The pact also paves the way for maritime boundary disputes and cross-border projects to be resolved by the two countries directly involved, rather than by all Caspian states, as has been the case until now. Again, this could speed up resolution of border disputes and define the location of oil and gas acreage in a given country.
But, the mechanisms for achieving this are yet to be established and, in any case, this is unlikely to unleash a fresh wave of mega-projects, such as the BP-led Shah Deniz gas project and Total's Absheron development—both of which are in undisputed Azeri waters—or Kazakhstan's Kashagan field.
Russia and Kazakhstan already have a bilateral agreement on resource-sharing in place, while discovered reserves contested by the other three countries are relatively small.
"Offshore Caspian production is already almost 2m barrels of oil equivalent a day of oil and gas from some of the world's largest upstream developments. The scale of the projects in disputed waters is not comparable to the existing super-giant fields," Ashley Sherman, a Caspian upstream analyst at Wood Mackenzie, said in emailed remarks.

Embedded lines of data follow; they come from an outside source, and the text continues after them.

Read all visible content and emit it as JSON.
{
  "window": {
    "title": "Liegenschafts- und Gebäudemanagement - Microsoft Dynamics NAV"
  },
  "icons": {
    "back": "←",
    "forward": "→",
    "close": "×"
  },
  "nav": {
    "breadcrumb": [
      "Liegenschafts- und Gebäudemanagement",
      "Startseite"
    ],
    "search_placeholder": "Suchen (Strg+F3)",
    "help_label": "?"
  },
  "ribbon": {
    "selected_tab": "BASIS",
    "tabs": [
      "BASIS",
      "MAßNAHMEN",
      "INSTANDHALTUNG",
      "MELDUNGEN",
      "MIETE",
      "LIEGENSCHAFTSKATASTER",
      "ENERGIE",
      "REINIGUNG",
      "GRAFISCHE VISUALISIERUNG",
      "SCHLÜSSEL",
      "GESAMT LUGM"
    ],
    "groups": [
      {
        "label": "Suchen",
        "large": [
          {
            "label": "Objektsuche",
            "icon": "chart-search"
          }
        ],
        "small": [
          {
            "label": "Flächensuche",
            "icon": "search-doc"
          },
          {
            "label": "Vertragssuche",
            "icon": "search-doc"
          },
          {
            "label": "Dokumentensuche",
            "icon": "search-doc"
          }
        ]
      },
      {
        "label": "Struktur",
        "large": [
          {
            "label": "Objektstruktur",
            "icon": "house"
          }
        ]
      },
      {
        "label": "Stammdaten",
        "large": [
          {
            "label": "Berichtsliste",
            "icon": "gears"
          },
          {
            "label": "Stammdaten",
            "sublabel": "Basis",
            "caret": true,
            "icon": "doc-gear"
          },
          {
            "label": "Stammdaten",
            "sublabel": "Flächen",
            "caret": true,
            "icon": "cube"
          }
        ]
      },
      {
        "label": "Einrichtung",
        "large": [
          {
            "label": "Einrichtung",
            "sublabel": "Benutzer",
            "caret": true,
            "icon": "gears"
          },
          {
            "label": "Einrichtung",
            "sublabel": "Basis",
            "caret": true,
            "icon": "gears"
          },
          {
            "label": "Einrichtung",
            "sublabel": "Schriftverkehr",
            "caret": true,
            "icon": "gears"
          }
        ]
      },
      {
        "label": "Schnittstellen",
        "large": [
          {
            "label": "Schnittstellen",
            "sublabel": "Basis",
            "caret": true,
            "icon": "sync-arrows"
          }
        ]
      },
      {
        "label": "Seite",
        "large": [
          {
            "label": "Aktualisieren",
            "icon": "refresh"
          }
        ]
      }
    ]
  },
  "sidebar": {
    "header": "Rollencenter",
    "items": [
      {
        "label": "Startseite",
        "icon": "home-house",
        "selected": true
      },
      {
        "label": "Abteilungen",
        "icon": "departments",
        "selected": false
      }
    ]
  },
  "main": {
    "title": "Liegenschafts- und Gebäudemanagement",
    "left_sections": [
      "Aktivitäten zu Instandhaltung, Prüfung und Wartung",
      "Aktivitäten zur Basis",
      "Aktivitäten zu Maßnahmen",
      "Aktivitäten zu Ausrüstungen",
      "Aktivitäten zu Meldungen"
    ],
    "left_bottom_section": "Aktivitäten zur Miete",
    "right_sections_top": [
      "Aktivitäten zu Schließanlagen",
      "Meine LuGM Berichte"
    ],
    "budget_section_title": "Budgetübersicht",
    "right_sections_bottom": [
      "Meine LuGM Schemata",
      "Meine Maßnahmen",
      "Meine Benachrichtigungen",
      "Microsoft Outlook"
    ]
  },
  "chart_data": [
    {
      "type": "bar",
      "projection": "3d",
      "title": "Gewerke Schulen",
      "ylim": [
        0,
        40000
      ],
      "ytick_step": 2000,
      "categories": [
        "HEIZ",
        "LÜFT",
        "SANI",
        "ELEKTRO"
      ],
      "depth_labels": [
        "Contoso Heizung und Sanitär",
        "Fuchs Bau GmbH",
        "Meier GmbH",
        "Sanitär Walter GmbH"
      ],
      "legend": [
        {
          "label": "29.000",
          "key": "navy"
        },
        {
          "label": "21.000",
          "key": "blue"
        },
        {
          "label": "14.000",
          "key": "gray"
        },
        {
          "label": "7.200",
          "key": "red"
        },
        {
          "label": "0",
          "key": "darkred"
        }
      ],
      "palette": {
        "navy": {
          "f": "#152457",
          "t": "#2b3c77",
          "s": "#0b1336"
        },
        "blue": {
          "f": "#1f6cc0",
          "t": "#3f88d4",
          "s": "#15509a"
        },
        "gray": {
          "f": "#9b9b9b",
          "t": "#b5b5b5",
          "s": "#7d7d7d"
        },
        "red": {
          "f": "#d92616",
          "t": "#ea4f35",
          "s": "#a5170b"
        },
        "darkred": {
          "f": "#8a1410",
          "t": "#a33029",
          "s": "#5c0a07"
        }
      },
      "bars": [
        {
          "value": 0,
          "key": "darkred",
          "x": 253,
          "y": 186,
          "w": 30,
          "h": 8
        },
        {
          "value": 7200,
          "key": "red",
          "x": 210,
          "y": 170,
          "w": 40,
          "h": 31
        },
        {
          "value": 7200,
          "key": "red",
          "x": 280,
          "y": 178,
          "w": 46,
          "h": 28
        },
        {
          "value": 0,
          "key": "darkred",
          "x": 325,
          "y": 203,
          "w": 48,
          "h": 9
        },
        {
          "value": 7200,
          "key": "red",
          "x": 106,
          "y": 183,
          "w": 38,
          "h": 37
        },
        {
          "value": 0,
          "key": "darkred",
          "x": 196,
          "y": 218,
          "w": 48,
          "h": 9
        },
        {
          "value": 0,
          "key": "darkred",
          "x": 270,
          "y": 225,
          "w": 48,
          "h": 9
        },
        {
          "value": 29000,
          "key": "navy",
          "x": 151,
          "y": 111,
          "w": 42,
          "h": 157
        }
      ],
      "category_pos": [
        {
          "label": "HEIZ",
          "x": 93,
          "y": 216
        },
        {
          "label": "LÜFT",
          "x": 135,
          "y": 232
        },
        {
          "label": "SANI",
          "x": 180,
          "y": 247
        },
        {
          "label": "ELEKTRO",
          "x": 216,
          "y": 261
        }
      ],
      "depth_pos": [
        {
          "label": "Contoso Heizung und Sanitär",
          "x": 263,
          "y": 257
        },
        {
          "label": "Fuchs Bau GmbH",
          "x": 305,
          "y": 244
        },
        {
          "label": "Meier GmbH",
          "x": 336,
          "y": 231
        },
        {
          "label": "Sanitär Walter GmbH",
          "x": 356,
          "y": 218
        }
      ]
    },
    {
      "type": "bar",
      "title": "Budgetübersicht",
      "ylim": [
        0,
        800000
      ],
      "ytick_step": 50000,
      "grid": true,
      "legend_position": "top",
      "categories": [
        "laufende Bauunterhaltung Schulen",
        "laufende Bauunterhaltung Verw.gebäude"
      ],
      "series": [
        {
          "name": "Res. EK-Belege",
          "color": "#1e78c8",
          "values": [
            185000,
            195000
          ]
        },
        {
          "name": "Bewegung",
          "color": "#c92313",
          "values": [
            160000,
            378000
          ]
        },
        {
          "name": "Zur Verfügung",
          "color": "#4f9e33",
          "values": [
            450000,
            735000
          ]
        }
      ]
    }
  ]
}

While US sanctions hit-Iran may be interested in expanding homegrown oil resources to compensate for lost imports, other Caspian states may struggle to garner investment for hydrocarbons projects that would need to compete with substantial supply already heading to Europe from Azerbaijan. In short, supply from smaller projects, potentially costing more per barrel to develop, may not have an obvious home beyond local markets.

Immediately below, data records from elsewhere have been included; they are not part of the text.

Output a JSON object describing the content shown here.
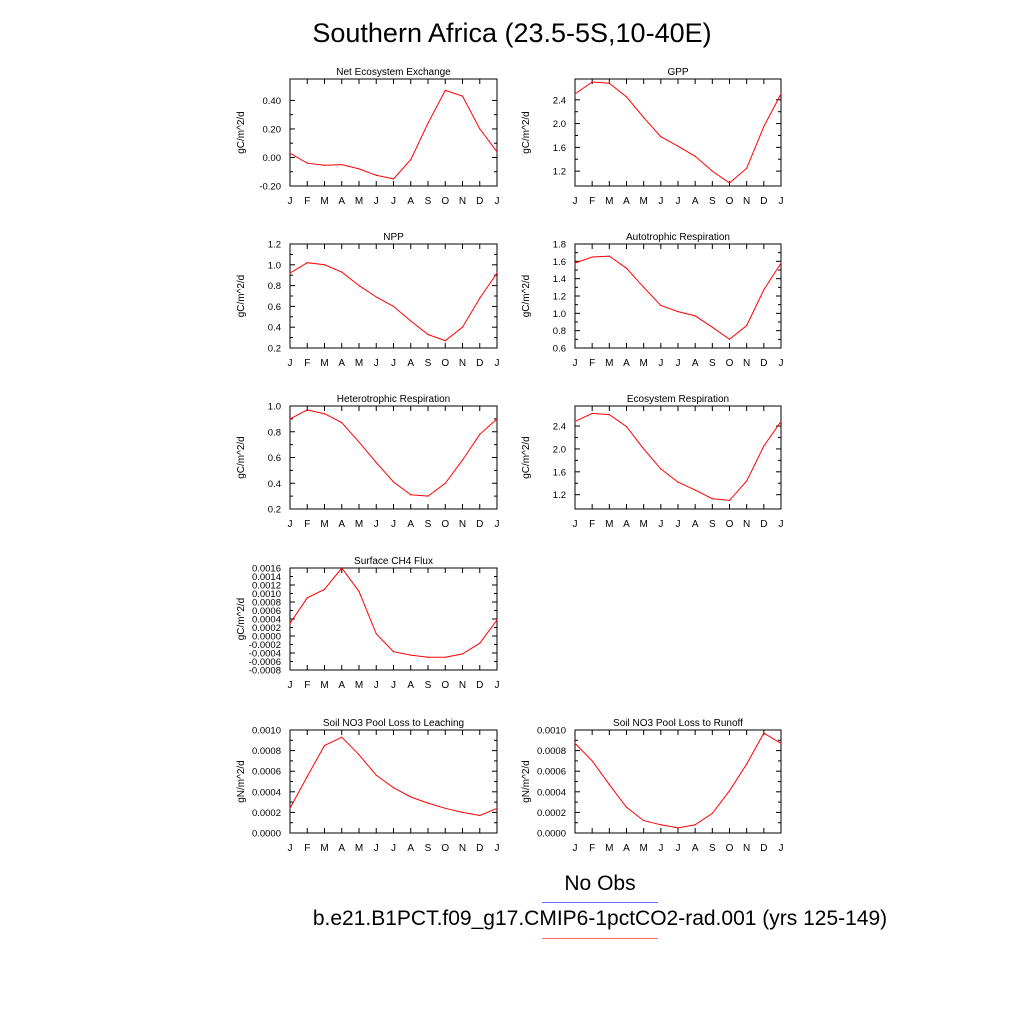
{
  "title": "Southern Africa (23.5-5S,10-40E)",
  "legend": {
    "obs_label": "No Obs",
    "obs_color": "#6b6bff",
    "model_label": "b.e21.B1PCT.f09_g17.CMIP6-1pctCO2-rad.001 (yrs 125-149)",
    "model_color": "#ff0000"
  },
  "chart_data": [
    {
      "type": "line",
      "title": "Net Ecosystem Exchange",
      "ylabel": "gC/m^2/d",
      "categories": [
        "J",
        "F",
        "M",
        "A",
        "M",
        "J",
        "J",
        "A",
        "S",
        "O",
        "N",
        "D",
        "J"
      ],
      "values": [
        0.03,
        -0.04,
        -0.055,
        -0.05,
        -0.08,
        -0.125,
        -0.15,
        -0.015,
        0.24,
        0.47,
        0.43,
        0.2,
        0.04
      ],
      "ylim": [
        -0.2,
        0.55
      ],
      "yticks": [
        -0.2,
        0.0,
        0.2,
        0.4
      ],
      "ytick_labels": [
        "-0.20",
        "0.00",
        "0.20",
        "0.40"
      ],
      "color": "#ff0000"
    },
    {
      "type": "line",
      "title": "GPP",
      "ylabel": "gC/m^2/d",
      "categories": [
        "J",
        "F",
        "M",
        "A",
        "M",
        "J",
        "J",
        "A",
        "S",
        "O",
        "N",
        "D",
        "J"
      ],
      "values": [
        2.5,
        2.7,
        2.68,
        2.45,
        2.1,
        1.78,
        1.62,
        1.45,
        1.2,
        1.0,
        1.25,
        1.95,
        2.5
      ],
      "ylim": [
        0.95,
        2.75
      ],
      "yticks": [
        1.2,
        1.6,
        2.0,
        2.4
      ],
      "ytick_labels": [
        "1.2",
        "1.6",
        "2.0",
        "2.4"
      ],
      "color": "#ff0000"
    },
    {
      "type": "line",
      "title": "NPP",
      "ylabel": "gC/m^2/d",
      "categories": [
        "J",
        "F",
        "M",
        "A",
        "M",
        "J",
        "J",
        "A",
        "S",
        "O",
        "N",
        "D",
        "J"
      ],
      "values": [
        0.92,
        1.02,
        1.0,
        0.93,
        0.8,
        0.69,
        0.6,
        0.46,
        0.33,
        0.27,
        0.4,
        0.68,
        0.92
      ],
      "ylim": [
        0.2,
        1.2
      ],
      "yticks": [
        0.2,
        0.4,
        0.6,
        0.8,
        1.0,
        1.2
      ],
      "ytick_labels": [
        "0.2",
        "0.4",
        "0.6",
        "0.8",
        "1.0",
        "1.2"
      ],
      "color": "#ff0000"
    },
    {
      "type": "line",
      "title": "Autotrophic Respiration",
      "ylabel": "gC/m^2/d",
      "categories": [
        "J",
        "F",
        "M",
        "A",
        "M",
        "J",
        "J",
        "A",
        "S",
        "O",
        "N",
        "D",
        "J"
      ],
      "values": [
        1.58,
        1.65,
        1.66,
        1.52,
        1.3,
        1.09,
        1.02,
        0.97,
        0.84,
        0.7,
        0.86,
        1.27,
        1.58
      ],
      "ylim": [
        0.6,
        1.8
      ],
      "yticks": [
        0.6,
        0.8,
        1.0,
        1.2,
        1.4,
        1.6,
        1.8
      ],
      "ytick_labels": [
        "0.6",
        "0.8",
        "1.0",
        "1.2",
        "1.4",
        "1.6",
        "1.8"
      ],
      "color": "#ff0000"
    },
    {
      "type": "line",
      "title": "Heterotrophic Respiration",
      "ylabel": "gC/m^2/d",
      "categories": [
        "J",
        "F",
        "M",
        "A",
        "M",
        "J",
        "J",
        "A",
        "S",
        "O",
        "N",
        "D",
        "J"
      ],
      "values": [
        0.9,
        0.97,
        0.94,
        0.87,
        0.72,
        0.56,
        0.41,
        0.31,
        0.3,
        0.4,
        0.58,
        0.78,
        0.9
      ],
      "ylim": [
        0.2,
        1.0
      ],
      "yticks": [
        0.2,
        0.4,
        0.6,
        0.8,
        1.0
      ],
      "ytick_labels": [
        "0.2",
        "0.4",
        "0.6",
        "0.8",
        "1.0"
      ],
      "color": "#ff0000"
    },
    {
      "type": "line",
      "title": "Ecosystem Respiration",
      "ylabel": "gC/m^2/d",
      "categories": [
        "J",
        "F",
        "M",
        "A",
        "M",
        "J",
        "J",
        "A",
        "S",
        "O",
        "N",
        "D",
        "J"
      ],
      "values": [
        2.48,
        2.62,
        2.6,
        2.39,
        2.0,
        1.65,
        1.42,
        1.28,
        1.13,
        1.1,
        1.44,
        2.05,
        2.48
      ],
      "ylim": [
        0.95,
        2.75
      ],
      "yticks": [
        1.2,
        1.6,
        2.0,
        2.4
      ],
      "ytick_labels": [
        "1.2",
        "1.6",
        "2.0",
        "2.4"
      ],
      "color": "#ff0000"
    },
    {
      "type": "line",
      "title": "Surface CH4 Flux",
      "ylabel": "gC/m^2/d",
      "categories": [
        "J",
        "F",
        "M",
        "A",
        "M",
        "J",
        "J",
        "A",
        "S",
        "O",
        "N",
        "D",
        "J"
      ],
      "values": [
        0.0003,
        0.0009,
        0.0011,
        0.0016,
        0.00105,
        5e-05,
        -0.00037,
        -0.00045,
        -0.0005,
        -0.0005,
        -0.00042,
        -0.00017,
        0.00038
      ],
      "ylim": [
        -0.0008,
        0.0016
      ],
      "yticks": [
        -0.0008,
        -0.0004,
        0.0,
        0.0004,
        0.0008,
        0.0012,
        0.0016
      ],
      "ytick_labels": [
        "-0.0008",
        "-0.0004",
        "0.0000",
        "0.0004",
        "0.0008",
        "0.0012",
        "0.0016"
      ],
      "extra_ytick_labels": [
        "-0.0006",
        "-0.0002",
        "0.0002",
        "0.0006",
        "0.0010",
        "0.0014"
      ],
      "color": "#ff0000"
    },
    {
      "type": "line",
      "title": "Soil NO3 Pool Loss to Leaching",
      "ylabel": "gN/m^2/d",
      "categories": [
        "J",
        "F",
        "M",
        "A",
        "M",
        "J",
        "J",
        "A",
        "S",
        "O",
        "N",
        "D",
        "J"
      ],
      "values": [
        0.00024,
        0.00055,
        0.00085,
        0.00093,
        0.00076,
        0.00056,
        0.00044,
        0.00035,
        0.00029,
        0.00024,
        0.0002,
        0.00017,
        0.00024
      ],
      "ylim": [
        0.0,
        0.001
      ],
      "yticks": [
        0.0,
        0.0002,
        0.0004,
        0.0006,
        0.0008,
        0.001
      ],
      "ytick_labels": [
        "0.0000",
        "0.0002",
        "0.0004",
        "0.0006",
        "0.0008",
        "0.0010"
      ],
      "color": "#ff0000"
    },
    {
      "type": "line",
      "title": "Soil NO3 Pool Loss to Runoff",
      "ylabel": "gN/m^2/d",
      "categories": [
        "J",
        "F",
        "M",
        "A",
        "M",
        "J",
        "J",
        "A",
        "S",
        "O",
        "N",
        "D",
        "J"
      ],
      "values": [
        0.00087,
        0.0007,
        0.00047,
        0.00025,
        0.00012,
        8e-05,
        5e-05,
        8e-05,
        0.00019,
        0.00041,
        0.00067,
        0.00097,
        0.00087
      ],
      "ylim": [
        0.0,
        0.001
      ],
      "yticks": [
        0.0,
        0.0002,
        0.0004,
        0.0006,
        0.0008,
        0.001
      ],
      "ytick_labels": [
        "0.0000",
        "0.0002",
        "0.0004",
        "0.0006",
        "0.0008",
        "0.0010"
      ],
      "color": "#ff0000"
    }
  ]
}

However, some observers think the pact could make some difference if it signifies a greater willingness for cooperation among Caspian countries.

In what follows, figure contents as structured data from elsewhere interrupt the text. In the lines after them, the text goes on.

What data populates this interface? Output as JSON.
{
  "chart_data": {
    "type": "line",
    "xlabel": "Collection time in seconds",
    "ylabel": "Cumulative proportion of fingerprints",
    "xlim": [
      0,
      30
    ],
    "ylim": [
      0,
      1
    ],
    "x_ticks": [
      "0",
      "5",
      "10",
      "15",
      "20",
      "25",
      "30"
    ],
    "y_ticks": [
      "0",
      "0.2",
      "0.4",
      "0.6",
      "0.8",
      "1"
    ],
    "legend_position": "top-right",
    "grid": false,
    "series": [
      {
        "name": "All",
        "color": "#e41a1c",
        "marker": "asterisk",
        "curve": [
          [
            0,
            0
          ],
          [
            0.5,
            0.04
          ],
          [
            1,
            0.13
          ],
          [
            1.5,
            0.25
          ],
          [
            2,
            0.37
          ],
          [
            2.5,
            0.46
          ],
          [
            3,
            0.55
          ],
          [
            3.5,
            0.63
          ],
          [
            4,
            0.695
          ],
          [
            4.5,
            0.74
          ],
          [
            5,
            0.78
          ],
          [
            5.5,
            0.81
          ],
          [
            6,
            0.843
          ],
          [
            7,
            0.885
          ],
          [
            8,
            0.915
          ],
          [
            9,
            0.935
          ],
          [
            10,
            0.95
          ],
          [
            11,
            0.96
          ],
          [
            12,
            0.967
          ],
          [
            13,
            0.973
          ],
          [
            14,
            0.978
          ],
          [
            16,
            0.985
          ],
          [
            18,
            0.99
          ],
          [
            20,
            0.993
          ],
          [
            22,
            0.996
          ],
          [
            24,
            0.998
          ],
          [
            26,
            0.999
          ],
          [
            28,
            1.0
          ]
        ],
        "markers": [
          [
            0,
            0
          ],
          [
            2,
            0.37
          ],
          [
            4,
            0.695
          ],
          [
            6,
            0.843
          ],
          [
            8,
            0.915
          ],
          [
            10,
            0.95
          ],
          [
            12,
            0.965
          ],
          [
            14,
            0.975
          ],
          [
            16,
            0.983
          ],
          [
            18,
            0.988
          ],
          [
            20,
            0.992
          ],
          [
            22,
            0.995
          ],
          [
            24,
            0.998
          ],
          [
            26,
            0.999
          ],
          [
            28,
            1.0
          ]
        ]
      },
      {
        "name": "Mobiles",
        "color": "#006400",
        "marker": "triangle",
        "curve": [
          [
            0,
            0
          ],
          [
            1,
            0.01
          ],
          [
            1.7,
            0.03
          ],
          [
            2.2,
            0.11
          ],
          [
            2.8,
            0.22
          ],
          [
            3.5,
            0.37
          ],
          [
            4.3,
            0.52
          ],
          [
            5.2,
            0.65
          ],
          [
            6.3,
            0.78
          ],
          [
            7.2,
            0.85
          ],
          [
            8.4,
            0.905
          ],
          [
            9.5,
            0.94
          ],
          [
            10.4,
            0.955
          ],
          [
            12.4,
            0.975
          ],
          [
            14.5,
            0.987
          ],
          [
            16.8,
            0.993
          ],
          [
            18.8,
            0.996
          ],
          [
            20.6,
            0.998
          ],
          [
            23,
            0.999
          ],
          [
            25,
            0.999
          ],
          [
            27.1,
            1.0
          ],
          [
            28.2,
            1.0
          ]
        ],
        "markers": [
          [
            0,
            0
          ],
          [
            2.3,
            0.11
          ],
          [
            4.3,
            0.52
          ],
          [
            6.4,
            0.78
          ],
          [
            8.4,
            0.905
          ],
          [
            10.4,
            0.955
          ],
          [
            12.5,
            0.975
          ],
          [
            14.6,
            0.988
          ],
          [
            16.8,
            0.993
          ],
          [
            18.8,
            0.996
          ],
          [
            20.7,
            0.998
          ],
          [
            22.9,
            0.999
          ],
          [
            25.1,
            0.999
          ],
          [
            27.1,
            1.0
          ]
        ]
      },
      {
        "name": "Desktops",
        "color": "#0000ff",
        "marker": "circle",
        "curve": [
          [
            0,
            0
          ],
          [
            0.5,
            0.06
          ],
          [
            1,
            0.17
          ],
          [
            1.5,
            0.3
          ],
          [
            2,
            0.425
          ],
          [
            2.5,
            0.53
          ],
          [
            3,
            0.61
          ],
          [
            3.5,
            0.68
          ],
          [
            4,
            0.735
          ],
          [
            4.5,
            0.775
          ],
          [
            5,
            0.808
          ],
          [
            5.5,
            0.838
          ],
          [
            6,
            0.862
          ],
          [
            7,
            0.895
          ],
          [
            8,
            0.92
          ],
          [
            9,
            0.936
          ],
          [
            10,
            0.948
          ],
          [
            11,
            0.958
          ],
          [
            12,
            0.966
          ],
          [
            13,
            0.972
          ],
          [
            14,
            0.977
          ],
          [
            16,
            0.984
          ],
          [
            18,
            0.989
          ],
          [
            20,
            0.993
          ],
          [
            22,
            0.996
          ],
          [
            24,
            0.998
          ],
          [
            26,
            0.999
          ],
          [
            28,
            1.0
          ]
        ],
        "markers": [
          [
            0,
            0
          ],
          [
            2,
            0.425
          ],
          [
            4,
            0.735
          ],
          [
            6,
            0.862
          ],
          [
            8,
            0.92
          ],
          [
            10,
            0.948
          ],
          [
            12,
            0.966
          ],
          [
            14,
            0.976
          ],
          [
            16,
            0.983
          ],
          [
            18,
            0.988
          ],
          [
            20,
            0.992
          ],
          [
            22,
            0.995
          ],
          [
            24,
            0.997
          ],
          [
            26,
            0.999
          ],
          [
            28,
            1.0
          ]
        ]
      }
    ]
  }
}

"The increasing intent for joint projects in the south Caspian is promising. Stranded fields and frozen exploration projects may ultimately come back on the agenda," Sherman said. He noted that the Serdar/Kapaz field, disputed by Azerbaijan and Turkmenistan, is the largest discovered resource at stake. The field could hold upwards of 1bn boe of recoverable resources, though it has yet to be fully tested.
Turkmenistan's hopes of supplying gas to Europe via a long-mooted Trans-Caspian Pipeline (TCP) feeding into the Southern Gas Corridor project could founder for similar reasons.
I don't think the agreement in the form that has emerged moves us on substantially," Simon Pirani, a research fellow at the Oxford Institute of Energy Studies (OIES) told Petroleum Economist. "Even if the political obstacles were all cleared up—which they haven't been—other obstacles remain."
Russia has been lukewarm on the TCP, not least because it could provide competition for its own gas exports to Europe. While the Caspian pact would seem to imply that a TCP running solely through Turkmen and Azeri waters would just require an agreement between those two countries, Russia has hinted it may try to object on environmental grounds.
Even if that fails, there are question marks over the TCP's viability. Pirani wrote an OIES paper, published in July, in which he calculated that the cost of building a pipeline and transporting Turkmen gas to European markets would not be economic at current gas prices. It is also unclear whether Turkmenistan would have sufficient extra gas to supply it, given most of its existing gas is tied up in export contracts with China—a state of affairs the Turkmen government is keen to change, but doing so seems challenging.
So, with cooperation between Azerbaijan and Turkmenistan is currently far from smooth as well, prospects for the TCP remain bleak for now.
More likely could be the construction of short pipelines connecting the westernmost Caspian oilfields in Turkmen waters to processing plants and pipelines serving the easternmost Azeri projects, such as BP's Azeri-Chirag-Deepwater Gunashli (ACG) field. At present, Pirani said much of the gas from those Turkmen oilfields is currently being flared, while Azerbaijan is short of gas domestically, despite its massive gas export projectsso this could be a relatively low-cost benefit to both countries.